Depuis que je l'ai regardé pour la première fois, il y a qui sait combien d'années, terre et liberté, à la fin des années 1990, je n'ai plus jamais raté ses sorties.

Après Terre et liberté, ce qui m'a fait agoniser de haine et de tristesse dans le public, j'ai regardé : Du pain et des roses; Vents de liberté; Je recherche Éric; Le rôle des anges; Moi, Daniel Blake; Vous n'étiez pas là, que j’ai vu peu de temps avant la fermeture des cinémas pendant la pandémie ; et maintenant, Le dernier pub.

D'après les films que j'ai vus, je vois un réalisateur qui, depuis 2009, avec Je recherche Éric, a tourné son appareil photo entièrement vers la vie quotidienne, la plus ordinaire, à la recherche de petits romans basés sur la vie de gens ordinaires, comme le facteur et ses difficultés personnelles et familiales ; des adolescents qui purgent une peine de probation et découvrent la corruption parmi les millionnaires ; le menuisier Daniel Blake qui se retrouve dans un enchevêtrement de difficultés pour recourir au système de sécurité sociale ; et Ricky qui travaille de longues heures chaque jour pour effectuer les livraisons d'une méga entreprise de commerce électronique et ses conséquences.
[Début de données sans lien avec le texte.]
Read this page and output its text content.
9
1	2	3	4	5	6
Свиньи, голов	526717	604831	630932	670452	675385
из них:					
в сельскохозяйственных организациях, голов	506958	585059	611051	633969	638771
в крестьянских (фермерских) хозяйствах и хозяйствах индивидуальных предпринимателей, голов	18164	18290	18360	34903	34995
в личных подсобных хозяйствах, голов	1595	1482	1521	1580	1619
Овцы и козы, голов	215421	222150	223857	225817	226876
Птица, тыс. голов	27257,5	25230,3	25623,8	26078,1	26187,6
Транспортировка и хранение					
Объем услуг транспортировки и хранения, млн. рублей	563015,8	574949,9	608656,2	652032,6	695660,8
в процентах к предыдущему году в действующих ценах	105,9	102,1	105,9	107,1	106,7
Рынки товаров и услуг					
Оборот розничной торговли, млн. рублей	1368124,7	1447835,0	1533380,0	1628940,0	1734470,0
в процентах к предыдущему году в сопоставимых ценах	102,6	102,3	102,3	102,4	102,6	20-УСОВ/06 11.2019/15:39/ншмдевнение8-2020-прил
Et maintenant c'est au tour de TJ Ballantyne, propriétaire d'un bar – ce serait un bar de quartier typique s'il était au Brésil – ancien mineur et syndicaliste, fils d'un couple de mineurs syndicalistes. Il vit dans une petite ville en déclin économique en raison de la fermeture des opérations minières, qui étaient le moteur économique de la région depuis des décennies.

Si quelqu'un qui lit ceci n'a pas encore vu le film, il est préférable de le remettre à plus tard, car même si ce n'est pas une critique, mon désir de consigner mes impressions personnelles a tendance à briser le charme de ceux qui ne l'ont pas encore vu. Je me suis vraiment demandé s'il serait opportun d'écrire sur le film... pour ceux qui ne manqueront de rien, et qui en ont envie, allons boire une bière au bar de TJ[I]...

Chaque après-midi, la petite ville était impactée par l'arrivée d'un bus avec des réfugiés syriens, avant même que le bus n'ouvre ses portes, à l'extérieur, ils étaient durement accueillis par des discours xénophobes tels que : retournez sur vos terres, laissez-nous tranquilles, etc. Une représentation plus longue du le Brexit, puisque le Royaume-Uni a choisi de ne même pas appartenir à l’Union européenne, et encore moins d’être tolérant envers les réfugiés syriens, peut-on conclure.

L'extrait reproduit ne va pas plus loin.